Combinatie van prestaties
Een combinatie van leveringen en/of diensten kan optreden wanneer deze met elkaar verbonden zijn of samenhangen. Dit kan gebeuren wanneer zij in één pakket tegen één prijs worden aangeboden, maar ook wanneer afzonderlijke prijzen worden berekend. De centrale vraag is of er sprake is van één levering of dienst, dan wel van meerdere afzonderlijke leveringen of diensten die apart moeten worden beoordeeld.
Het uitgangspunt is dat combinaties van leveringen en/of diensten worden behandeld als evenzoveel verschillende prestaties. Indien een prestatie bijkomend is, dan geldt dit niet. Een prestatie wordt als bijkomend beschouwd wanneer deze voor de klant geen doel op zich is, maar een middel om van de hoofdprestatie van de ondernemer optimaal gebruik te kunnen maken.
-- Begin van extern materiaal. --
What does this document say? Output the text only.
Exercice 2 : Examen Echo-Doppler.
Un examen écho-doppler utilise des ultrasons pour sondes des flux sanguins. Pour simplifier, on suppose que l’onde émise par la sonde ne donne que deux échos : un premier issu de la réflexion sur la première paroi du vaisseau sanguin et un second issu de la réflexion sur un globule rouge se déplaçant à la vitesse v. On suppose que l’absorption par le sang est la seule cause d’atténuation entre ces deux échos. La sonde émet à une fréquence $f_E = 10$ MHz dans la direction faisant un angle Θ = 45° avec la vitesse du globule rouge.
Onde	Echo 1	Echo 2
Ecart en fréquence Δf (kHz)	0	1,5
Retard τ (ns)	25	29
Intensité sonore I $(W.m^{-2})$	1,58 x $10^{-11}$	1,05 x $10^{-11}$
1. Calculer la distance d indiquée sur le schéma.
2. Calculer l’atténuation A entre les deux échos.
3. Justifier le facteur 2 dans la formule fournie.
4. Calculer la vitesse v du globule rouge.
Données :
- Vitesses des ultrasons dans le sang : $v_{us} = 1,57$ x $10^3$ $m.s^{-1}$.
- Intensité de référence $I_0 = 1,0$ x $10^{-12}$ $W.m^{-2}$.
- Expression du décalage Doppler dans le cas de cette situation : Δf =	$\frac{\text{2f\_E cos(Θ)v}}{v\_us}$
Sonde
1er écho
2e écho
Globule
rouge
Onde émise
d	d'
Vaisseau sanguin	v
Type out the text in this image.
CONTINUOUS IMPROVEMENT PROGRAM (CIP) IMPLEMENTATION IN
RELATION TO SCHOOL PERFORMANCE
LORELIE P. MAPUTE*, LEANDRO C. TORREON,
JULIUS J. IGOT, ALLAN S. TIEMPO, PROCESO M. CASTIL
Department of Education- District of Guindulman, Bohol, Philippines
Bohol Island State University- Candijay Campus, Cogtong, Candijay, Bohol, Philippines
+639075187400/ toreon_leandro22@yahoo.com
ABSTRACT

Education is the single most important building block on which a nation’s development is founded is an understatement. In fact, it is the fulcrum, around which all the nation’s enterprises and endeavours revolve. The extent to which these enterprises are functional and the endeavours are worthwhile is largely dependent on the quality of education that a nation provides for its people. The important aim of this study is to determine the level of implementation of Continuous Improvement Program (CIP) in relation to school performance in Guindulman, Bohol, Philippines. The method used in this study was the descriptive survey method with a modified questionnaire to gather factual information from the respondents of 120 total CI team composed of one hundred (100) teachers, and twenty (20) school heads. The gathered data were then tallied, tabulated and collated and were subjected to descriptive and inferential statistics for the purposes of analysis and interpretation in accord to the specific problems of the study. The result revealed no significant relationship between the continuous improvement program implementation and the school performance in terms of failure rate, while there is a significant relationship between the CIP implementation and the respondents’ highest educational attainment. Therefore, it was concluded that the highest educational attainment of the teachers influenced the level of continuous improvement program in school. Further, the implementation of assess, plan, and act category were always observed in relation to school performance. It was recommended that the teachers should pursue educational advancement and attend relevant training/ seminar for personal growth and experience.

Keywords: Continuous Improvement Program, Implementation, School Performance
Verkoop boodschappen en plastic draagtas
Volgens de supermarkteigenaar is de verkoop van de plastic tasjes een bijkomende prestatie. In de praktijk worden boodschappentassen zelden apart gekocht, maar vrijwel altijd in combinatie met boodschappen. Deze tassen, die een verwaarloosbare waarde hebben, vertegenwoordigen doorgaans minder dan 1% van de totale aankoopprijs. Na gebruik worden de tassen meestal weggegooid. De jaarlijkse verkoop van de draagtassen door de supermarktketen varieert tussen de 11 en 14 miljoen stuks. Dit hoge aantal benadrukt dat de tassen uitsluitend worden gebruikt voor het vervoer van boodschappen en daarna als afval worden beschouwd. Ook het Afvalfonds erkent dat deze draagtassen als afval moeten worden gezien. Het constant hoge aantal verkochte tassen suggereert dat klanten telkens opnieuw tassen aanschaffen voor hun boodschappen. De draagtassen, met een inkoopprijs van minder dan € 0,10, zijn niet online te koop, nooit in de aanbieding en soms zonder prijskaartje bij supermarkten verkrijgbaar. Hoewel klanten een keuze hebben en afzonderlijk moeten betalen voor de draagtas, worden ze beschouwd als bijkomende prestatie die verbonden is aan de hoofdprestatie van de verkoop van boodschappen. Volgens de supermarkteigenaar volgt hieruit dat het beschermd vervoer van boodschappen, waartoe de draagtassen dienen, een prestaties die bijkomend aan de boodschappenverkoop is.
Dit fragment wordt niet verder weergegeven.